Condoleezza Rice's Tenure As Secretary of State - Middle East - 2006 Israel-Lebanon Conflict

2006 Israel-Lebanon Conflict

In mid-July 2006, the Middle East peace process encountered a new obstacle on a different front when Hezbollah fighters from Lebanon launched rocket attacks into Israel and ambushed Israeli convoys, kidnapping two soldiers and killing three, sparking what has become known as the 2006 Israel-Lebanon conflict. Rice immediately condemned the act, calling Hezbollah a "terrorist organization" and saying that the action "undermines regional stability and goes against the interests of both the Israeli and Lebanese people," specifically calling on Syria to "use its influence to support a positive outcome." That day, Rice was one of the first to speak directly to UN Secretary General Kofi Annan, Lebanese Prime Minister Fouad Siniora and Israeli Foreign Minister Tzipi Livni concerning the incident. Israel initiated aerial bombardments against Lebanon on July 13 and sent in land troops on July 23 to take out rocket launching sites that were shelling Northern Israeli cities, as well as to look for and recover the two kidnapped Israeli soldiers.

During the conflict, Rice supported Israel's right to defend itself from Hezbollah attacks, she repeatedly cautioned Israel to be responsible in minimizing collateral damage. Before the major fighting began, Rice demanded that both Israel and Lebanon "act with restraint to resolve this incident peacefully and to protect innocent life and civilian infrastructure." She also continued to pressure Syria to take a more active positive role throughout the crisis, accusing Syria of "sheltering the people who have been perpetrating these acts" and calling on it "to act responsibly and stop the use of its territory for these kinds of activities to bring all pressure on those that it is harbouring to stop this and to return these soldiers and to allow the situation to be de-escalated."

When Rice arrived in the Middle East in July 2006, one of her first moves was an unannounced visit to Lebanese Prime Minister Siniora to praise Siniora's "courage and steadfastness" and show US support for the Lebanese people. Rice stated that the conflict was part of "the birth pangs of a new Middle East," stating that Israel, Lebanon, and the international community had to "be certain that we're pushing forward to the new Middle East not going back to the old one."

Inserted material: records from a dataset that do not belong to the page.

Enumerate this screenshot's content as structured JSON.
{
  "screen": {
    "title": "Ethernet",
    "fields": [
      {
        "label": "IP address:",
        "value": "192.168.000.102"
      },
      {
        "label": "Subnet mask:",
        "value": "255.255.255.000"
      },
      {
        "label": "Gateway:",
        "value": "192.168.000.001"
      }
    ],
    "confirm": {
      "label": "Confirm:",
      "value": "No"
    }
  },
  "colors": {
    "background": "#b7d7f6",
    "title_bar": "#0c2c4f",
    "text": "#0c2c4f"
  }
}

At a time when progress appeared possible in the region, the Israeli military launched an airstrike on a suspected Hezbollah hideout in Qana, Lebanon, that killed 20–60 civilians. The airstrike seemed to sour support for Israel's endeavor and Lebanon cancelled a visit by Rice as a result. While the tragedy was a setback in the negotiation process, it seemed to be a turning point for Israel, who, afterward, began taking a path toward a cease-fire. Before Rice left the region on July 27, she was able to negotiate a 48-hour halt on Israeli air-raids.

Rice returned to the Middle East on July 29, when the outlines of the ceasefire to come began to take shape. Rice demanded that the global community do what it could to ensure that the Mideast region would never again return to the "status quo ante." Rice saw the situation as an opportunity to create a new environment in which Israel and Lebanon could live in peace, and in which Lebanon could have full control over all its territories without Hezbollah acting as a "state within a state," being able to launch terrorist attacks on Israel. Building on the two resolutions that came out of the G8 summit and the steps that had been taken at the conference in Rome, Italy in late July, Rice worked with other leaders at the United Nations to pass UN Security Council Resolution 1701 on August 11, 2006, which sought to resolve the crisis. The ceasefire went into effect on August 14. The ceasefire that Rice helped broker provided for a full cessation of hostilities, a Lebanese-led international force to take the place of the Israeli forces, the disarmament of Hezbollah, full control of the Lebanese government to Lebanon, and an absence of paramilitary forces (including and implying Hezbollah) south of the Litani River; it also emphasizes the need for the immediate release of the two kidnapped Israeli soldiers. Rice lauded the outcome and expressed pleasure that the hostilities in the area had been brought to an end. Though there were sporadic, but small, spurts of violence after the ceasefire took effect, it has ultimately sustained, while international peacekeeping forces began to replace Israeli forces. On October 2, 2006, the last Israeli forces were withdrawn, allowing the UN and the Lebanese military to take over.

She had a 30-minute meeting with Walid Muallem, her Syrian counterpart on May 3, 2007—the first such talks at this level since 2005.